Także notowania EUR/PLN dzisiaj spadają. Na razie jednak odreagowanie na tej parze walutowej jest niewielkie, co wynika z obecnej siły euro względem dolara – kurs EUR/USD utrzymuje się powyżej 1,30. Sytuacja na eurodolarze będzie prawdopodobnie istotnie wpływać na wartość złotego względem euro. Póki co na rynku dominuje tendencja spadkowa, której wczorajszy ruch w górę nie zanegował.
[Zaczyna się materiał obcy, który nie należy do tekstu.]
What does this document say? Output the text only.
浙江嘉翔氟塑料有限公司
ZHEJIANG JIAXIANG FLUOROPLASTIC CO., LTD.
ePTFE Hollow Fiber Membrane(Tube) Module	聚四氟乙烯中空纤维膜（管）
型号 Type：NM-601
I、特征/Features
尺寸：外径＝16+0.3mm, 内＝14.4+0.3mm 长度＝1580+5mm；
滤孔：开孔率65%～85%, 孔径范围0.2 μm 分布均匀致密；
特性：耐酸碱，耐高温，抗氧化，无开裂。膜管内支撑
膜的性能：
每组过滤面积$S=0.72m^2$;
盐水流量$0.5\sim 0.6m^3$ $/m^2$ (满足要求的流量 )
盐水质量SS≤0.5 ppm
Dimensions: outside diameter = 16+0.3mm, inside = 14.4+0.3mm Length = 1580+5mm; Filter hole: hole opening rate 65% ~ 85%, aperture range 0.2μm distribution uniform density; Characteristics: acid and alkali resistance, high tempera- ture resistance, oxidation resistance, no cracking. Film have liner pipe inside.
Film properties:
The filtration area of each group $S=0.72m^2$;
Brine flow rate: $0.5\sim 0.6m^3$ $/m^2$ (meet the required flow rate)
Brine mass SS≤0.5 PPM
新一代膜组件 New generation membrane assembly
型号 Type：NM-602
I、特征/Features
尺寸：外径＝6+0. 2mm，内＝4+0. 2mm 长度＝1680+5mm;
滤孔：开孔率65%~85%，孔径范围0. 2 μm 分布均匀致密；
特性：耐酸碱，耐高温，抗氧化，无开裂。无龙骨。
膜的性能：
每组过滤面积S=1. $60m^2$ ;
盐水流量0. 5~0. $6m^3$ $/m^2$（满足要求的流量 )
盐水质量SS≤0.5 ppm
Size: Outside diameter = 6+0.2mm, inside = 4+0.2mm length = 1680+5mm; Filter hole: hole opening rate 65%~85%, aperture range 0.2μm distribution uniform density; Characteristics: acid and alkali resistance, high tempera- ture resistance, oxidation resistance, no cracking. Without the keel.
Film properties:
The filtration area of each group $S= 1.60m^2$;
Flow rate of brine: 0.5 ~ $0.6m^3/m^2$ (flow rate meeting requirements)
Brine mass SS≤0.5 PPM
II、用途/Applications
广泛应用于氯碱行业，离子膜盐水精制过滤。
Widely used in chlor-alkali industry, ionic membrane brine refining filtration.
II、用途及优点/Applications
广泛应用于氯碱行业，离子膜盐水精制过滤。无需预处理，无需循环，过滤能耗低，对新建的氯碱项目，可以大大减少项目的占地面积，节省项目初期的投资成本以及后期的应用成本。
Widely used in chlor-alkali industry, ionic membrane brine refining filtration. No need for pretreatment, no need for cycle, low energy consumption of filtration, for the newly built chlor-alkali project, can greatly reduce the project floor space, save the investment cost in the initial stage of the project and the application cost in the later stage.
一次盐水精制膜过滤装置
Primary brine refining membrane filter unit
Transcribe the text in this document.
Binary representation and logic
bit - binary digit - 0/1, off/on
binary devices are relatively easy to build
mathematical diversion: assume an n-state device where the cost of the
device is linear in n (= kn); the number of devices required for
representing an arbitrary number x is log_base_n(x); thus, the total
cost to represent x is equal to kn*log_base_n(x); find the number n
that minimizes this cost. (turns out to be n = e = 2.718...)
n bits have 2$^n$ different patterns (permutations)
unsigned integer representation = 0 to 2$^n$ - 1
Z ciekawą sytuacją mamy do czynienia na wykresie GBP/PLN. Od środy widzimy dynamiczną zwyżkę na tej parze walutowej, po nieudanym pokonaniu wsparcia w rejonie 4,70-4,73. Siła funta względem złotego jest także echem sytuacji na wykresie GBP/USD, gdzie również widoczne jest odbicie w górę. Niemniej jednak, na razie ten ruch powinien być traktowany jako krótkoterminowa korekta, bowiem słaba kondycja brytyjskiej gospodarki oraz perspektywa dalszego luzowania ilościowego w Wielkiej Brytanii są czynnikami sprzyjającymi spadkom notowań funta.

Dorota Sierakowska
Analityk
Dom Maklerski BOŚ S.A.

Źródło artykułu:Dom Maklerski BOŚ
inflacjabiznesrynek walutowy
Wybrane dla Ciebie
Komentarze (0)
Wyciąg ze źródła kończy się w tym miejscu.